Misi Korut untuk PBB tidak menanggapi permintaan untuk mengomentari laporan tersebut, yang telah disampaikan kepada komite Dewan Keamanan PBB, pekan lalu.

Para ahli mengatakan Korut menggunakan ruang maya untuk melancarkan serangan yang semakin canggih untuk mencuri dana dari lembaga keuangan dan pertukaran mata uang kripto untuk menghasilkan pendapatan. Korut juga menggunakan ruang maya untuk mencuci uang yang dicuri.

“Aktor maya Republik Demokratik Rakyat Korea, banyak yang beroperasi di bawah arahan Biro Pengintaian, mengumpulkan uang untuk program WMD (senjata pemusnah massal), dengan total hasil hingga saat ini diperkirakan mencapai dua miliar dolar AS,” bunyi laporan itu.

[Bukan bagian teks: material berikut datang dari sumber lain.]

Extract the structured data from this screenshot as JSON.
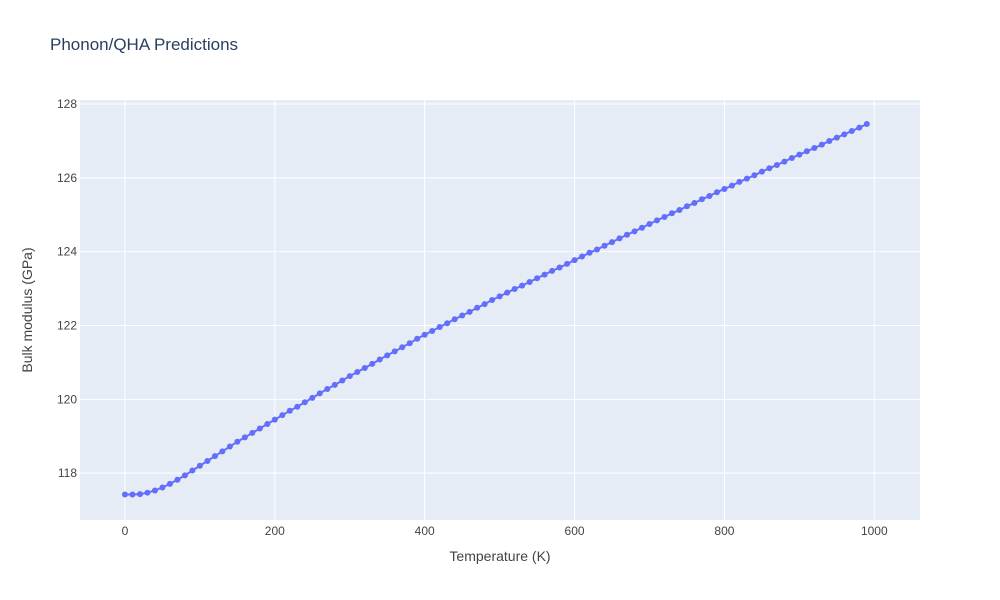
{
  "chart_data": {
    "type": "line",
    "title": "Phonon/QHA Predictions",
    "x_label": "Temperature (K)",
    "y_label": "Bulk modulus (GPa)",
    "x": [
      0,
      10,
      20,
      30,
      40,
      50,
      60,
      70,
      80,
      90,
      100,
      110,
      120,
      130,
      140,
      150,
      160,
      170,
      180,
      190,
      200,
      210,
      220,
      230,
      240,
      250,
      260,
      270,
      280,
      290,
      300,
      310,
      320,
      330,
      340,
      350,
      360,
      370,
      380,
      390,
      400,
      410,
      420,
      430,
      440,
      450,
      460,
      470,
      480,
      490,
      500,
      510,
      520,
      530,
      540,
      550,
      560,
      570,
      580,
      590,
      600,
      610,
      620,
      630,
      640,
      650,
      660,
      670,
      680,
      690,
      700,
      710,
      720,
      730,
      740,
      750,
      760,
      770,
      780,
      790,
      800,
      810,
      820,
      830,
      840,
      850,
      860,
      870,
      880,
      890,
      900,
      910,
      920,
      930,
      940,
      950,
      960,
      970,
      980,
      990
    ],
    "series": [
      {
        "color": "#636efa",
        "values": [
          117.42,
          117.42,
          117.43,
          117.47,
          117.53,
          117.61,
          117.71,
          117.82,
          117.94,
          118.07,
          118.2,
          118.33,
          118.46,
          118.59,
          118.72,
          118.85,
          118.97,
          119.09,
          119.21,
          119.33,
          119.45,
          119.57,
          119.69,
          119.8,
          119.92,
          120.04,
          120.16,
          120.28,
          120.39,
          120.51,
          120.63,
          120.74,
          120.85,
          120.96,
          121.08,
          121.19,
          121.3,
          121.41,
          121.52,
          121.64,
          121.75,
          121.85,
          121.96,
          122.06,
          122.17,
          122.27,
          122.37,
          122.48,
          122.58,
          122.69,
          122.79,
          122.89,
          122.99,
          123.08,
          123.18,
          123.28,
          123.38,
          123.48,
          123.57,
          123.67,
          123.77,
          123.87,
          123.97,
          124.06,
          124.16,
          124.26,
          124.36,
          124.46,
          124.55,
          124.65,
          124.75,
          124.85,
          124.94,
          125.04,
          125.13,
          125.23,
          125.32,
          125.42,
          125.51,
          125.61,
          125.7,
          125.79,
          125.89,
          125.98,
          126.07,
          126.17,
          126.26,
          126.35,
          126.44,
          126.54,
          126.63,
          126.72,
          126.81,
          126.9,
          127.0,
          127.09,
          127.18,
          127.27,
          127.36,
          127.46
        ]
      }
    ],
    "xlim": [
      -60,
      1061
    ],
    "ylim": [
      116.73,
      128.11
    ],
    "xticks": [
      0,
      200,
      400,
      600,
      800,
      1000
    ],
    "yticks": [
      118,
      120,
      122,
      124,
      126,
      128
    ],
    "grid": true
  }
}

Secara resmi, Korut dikenal sebagai Republik Rakyat Demokratik Korea (DPRK). Biro Umum Pengintaian adalah agen intelijen militer top Korea Utara.

Para ahli mengatakan mereka sedang menyelidiki "setidaknya 35 kasus yang dilaporkan atas ulah aktor-aktor DPRK yang menyerang lembaga keuangan, pertukaran mata uang kripto dan kegiatan penambangan yang dirancang untuk mendapatkan mata uang asing" di sekitar 17 negara.